When you’re brown like me, the world looks at you differently. My shade of brown is light, almost pure enough to respect. I am just a hint of spice, just a little bit of flavor for the people who can’t handle some sort of burn, some sort of feeling besides numb.
I can walk down the streets of my hood and I can walk down their streets paved with gold. I am the one they look to, the token they run to, when they want to feel secure in who they pretend they’re not. They’re not racist if I’m around, they love spice when it tastes like me.
I hold onto this everyday, the knowledge that I am the object of the racist man’s societal desire. I am an educated woman. Eloquent language flows easily from my lips, drips from my fingertips. My clothes look like theirs’, or close enough at least. My skin and my appearance are the things they crave and want to put on a stage to say, “Look, we let one get through. We can’t be that bad.”
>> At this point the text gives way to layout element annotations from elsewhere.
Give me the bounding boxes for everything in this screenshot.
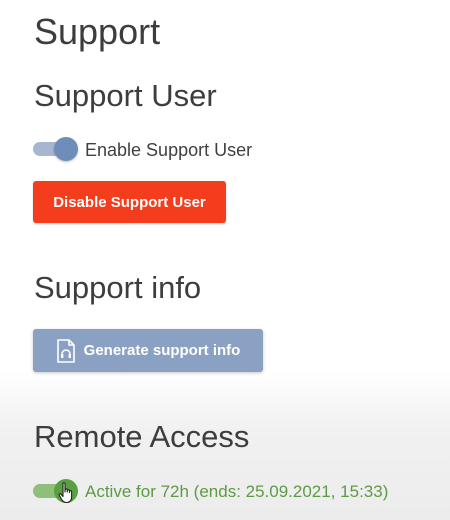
generate-support-info-button[interactable]: Generate support info bbox=[33, 329, 263, 372]
toggle-knob bbox=[54, 137, 78, 161]
enable-support-user-toggle[interactable] bbox=[33, 137, 78, 161]
enable-support-user-label: Enable Support User bbox=[85, 140, 253, 160]
page-title: Support bbox=[34, 11, 161, 52]
file-support-icon bbox=[56, 338, 76, 363]
hand-cursor-icon bbox=[57, 481, 77, 505]
generate-support-info-label: Generate support info bbox=[83, 342, 241, 359]
support-info-heading: Support info bbox=[34, 270, 202, 305]
support-user-heading: Support User bbox=[34, 78, 217, 113]
disable-support-user-button[interactable]: Disable Support User bbox=[33, 181, 226, 223]
remote-access-status: Active for 72h (ends: 25.09.2021, 15:33) bbox=[85, 482, 389, 501]
remote-access-heading: Remote Access bbox=[34, 419, 250, 454]
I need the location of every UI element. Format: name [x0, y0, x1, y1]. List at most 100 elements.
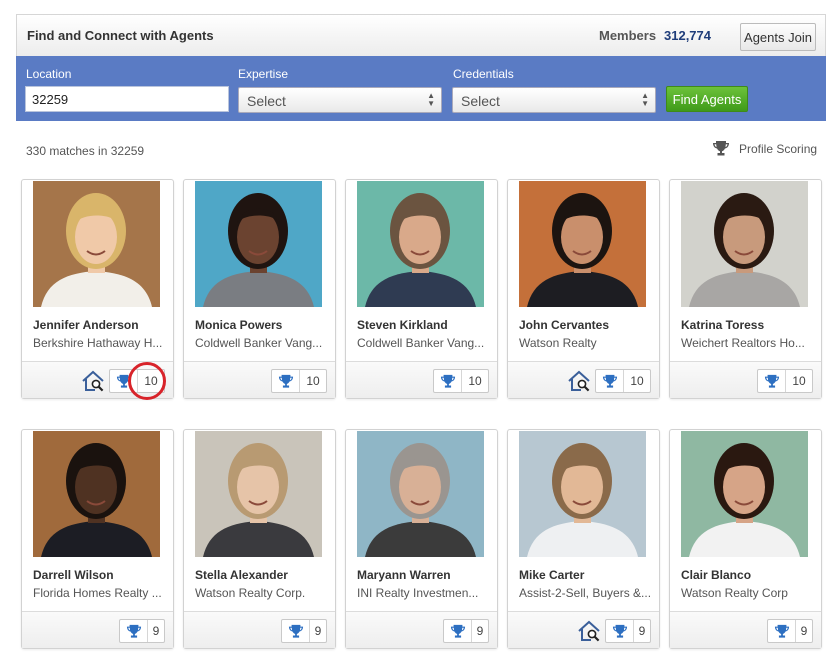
agent-company: Coldwell Banker Vang...	[357, 336, 485, 350]
agent-name[interactable]: Jennifer Anderson	[33, 318, 139, 332]
profile-score-value: 10	[792, 374, 806, 388]
trophy-icon	[606, 620, 634, 642]
agent-card[interactable]: Clair Blanco Watson Realty Corp 9	[669, 429, 822, 649]
page-header: Find and Connect with Agents Members 312…	[16, 14, 826, 56]
profile-score-badge[interactable]: 9	[119, 619, 165, 643]
agent-card[interactable]: Maryann Warren INI Realty Investmen... 9	[345, 429, 498, 649]
expertise-label: Expertise	[238, 67, 289, 81]
profile-score-badge[interactable]: 10	[109, 369, 165, 393]
agent-card-footer: 9	[22, 611, 173, 648]
agent-name[interactable]: John Cervantes	[519, 318, 609, 332]
select-arrows-icon: ▲ ▼	[427, 91, 435, 108]
profile-scoring-link[interactable]: Profile Scoring	[712, 140, 817, 157]
profile-score-badge[interactable]: 10	[595, 369, 651, 393]
agent-name[interactable]: Maryann Warren	[357, 568, 451, 582]
trophy-icon	[758, 370, 786, 392]
trophy-icon	[434, 370, 462, 392]
agent-card[interactable]: Mike Carter Assist-2-Sell, Buyers &... 9	[507, 429, 660, 649]
profile-score-badge[interactable]: 10	[433, 369, 489, 393]
agent-company: Assist-2-Sell, Buyers &...	[519, 586, 652, 600]
agent-company: Weichert Realtors Ho...	[681, 336, 805, 350]
agent-company: Coldwell Banker Vang...	[195, 336, 323, 350]
location-input[interactable]	[25, 86, 229, 112]
agent-card-footer: 9	[346, 611, 497, 648]
agent-card-footer: 9	[184, 611, 335, 648]
profile-score-value: 10	[630, 374, 644, 388]
agent-name[interactable]: Stella Alexander	[195, 568, 288, 582]
profile-score-badge[interactable]: 9	[281, 619, 327, 643]
profile-score-badge[interactable]: 10	[757, 369, 813, 393]
agent-photo[interactable]	[681, 431, 808, 557]
members-label: Members	[599, 28, 657, 43]
agent-company: Watson Realty	[519, 336, 597, 350]
agent-card-footer: 9	[508, 611, 659, 648]
profile-score-value: 10	[306, 374, 320, 388]
credentials-select[interactable]: Select ▲ ▼	[452, 87, 656, 113]
agent-name[interactable]: Darrell Wilson	[33, 568, 114, 582]
agent-photo[interactable]	[519, 431, 646, 557]
agent-card[interactable]: Monica Powers Coldwell Banker Vang... 10	[183, 179, 336, 399]
agent-card-footer: 10	[346, 361, 497, 398]
agents-join-button[interactable]: Agents Join	[740, 23, 816, 51]
search-bar: Location Expertise Select ▲▼ Credentials…	[16, 56, 826, 121]
profile-score-value: 9	[476, 624, 484, 638]
agent-name[interactable]: Mike Carter	[519, 568, 584, 582]
agent-photo[interactable]	[357, 181, 484, 307]
home-search-icon[interactable]	[567, 370, 591, 392]
expertise-select-value: Select	[247, 93, 286, 109]
profile-score-value: 9	[800, 624, 808, 638]
page-title: Find and Connect with Agents	[27, 28, 214, 43]
agent-photo[interactable]	[195, 181, 322, 307]
members-count: 312,774	[664, 28, 711, 43]
agent-name[interactable]: Monica Powers	[195, 318, 282, 332]
matches-count: 330 matches in 32259	[26, 144, 145, 158]
home-search-icon[interactable]	[577, 620, 601, 642]
trophy-icon	[282, 620, 310, 642]
agent-company: Watson Realty Corp.	[195, 586, 306, 600]
profile-score-badge[interactable]: 9	[443, 619, 489, 643]
agent-photo[interactable]	[681, 181, 808, 307]
agent-card[interactable]: John Cervantes Watson Realty 10	[507, 179, 660, 399]
trophy-icon	[444, 620, 472, 642]
credentials-label: Credentials	[453, 67, 514, 81]
agent-photo[interactable]	[33, 181, 160, 307]
home-search-icon[interactable]	[81, 370, 105, 392]
agent-photo[interactable]	[357, 431, 484, 557]
agent-card[interactable]: Katrina Toress Weichert Realtors Ho... 10	[669, 179, 822, 399]
agent-photo[interactable]	[195, 431, 322, 557]
location-label: Location	[26, 67, 72, 81]
trophy-icon	[713, 141, 729, 156]
agent-company: Watson Realty Corp	[681, 586, 788, 600]
agent-name[interactable]: Clair Blanco	[681, 568, 751, 582]
credentials-select-value: Select	[461, 93, 500, 109]
profile-scoring-label: Profile Scoring	[739, 141, 818, 156]
trophy-icon	[120, 620, 148, 642]
agent-name[interactable]: Katrina Toress	[681, 318, 764, 332]
agent-card[interactable]: Steven Kirkland Coldwell Banker Vang... 10	[345, 179, 498, 399]
agent-company: Florida Homes Realty ...	[33, 586, 162, 600]
profile-score-value: 10	[144, 374, 158, 388]
profile-score-badge[interactable]: 9	[767, 619, 813, 643]
agent-card-footer: 10	[670, 361, 821, 398]
agent-card[interactable]: Darrell Wilson Florida Homes Realty ... 9	[21, 429, 174, 649]
profile-score-value: 9	[314, 624, 322, 638]
agent-photo[interactable]	[33, 431, 160, 557]
expertise-select[interactable]: Select ▲ ▼	[238, 87, 442, 113]
agent-card[interactable]: Stella Alexander Watson Realty Corp. 9	[183, 429, 336, 649]
profile-score-value: 9	[638, 624, 646, 638]
agent-name[interactable]: Steven Kirkland	[357, 318, 448, 332]
agent-photo[interactable]	[519, 181, 646, 307]
agent-card-footer: 10	[22, 361, 173, 398]
profile-score-badge[interactable]: 10	[271, 369, 327, 393]
trophy-icon	[596, 370, 624, 392]
agent-company: INI Realty Investmen...	[357, 586, 479, 600]
agent-company: Berkshire Hathaway H...	[33, 336, 163, 350]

But I fought my way through. I left the ways of my people behind for a while, abandoned the way we speak and act to fit in with the elite. Held my tongue as best I could, worked full time, educated myself overtime, to be better and yet treated as a little under equal. I worked my way through a system that tried to push me out at every turn and I conquered it to see that life isn’t so great at this end either.
And yet, the fetishization of my skin and my demeanor was almost worth the pain because we’re an inch closer, a shade deeper, to reaching ordinary. When people like me don’t have to be exceptions is when life will truly be good. When it will no longer matter the depth of the brown on our skin is when we will all be able to claim victory.
Until then, we’re backed into the same corner again and again. The same corner we’ve kicked and clawed and fought our way out of since this land became “free.” The free man stands in our way because to allow us freedom feels like we’re taking theirs’ away. That’s not the way it works free man. Block us into this corner for just a little while longer and you’ll feel what it’s like to be stripped of your freedom. There can be no peace expected where no peace is given. Let us be free with you or I fear none of us can be.
Stop looking at me white man, white woman. Stop pointing in my direction when you want us to resign ourselves to your corners. I don’t live there anymore. I am free.
And believe me, I will fight for my people to be free, too.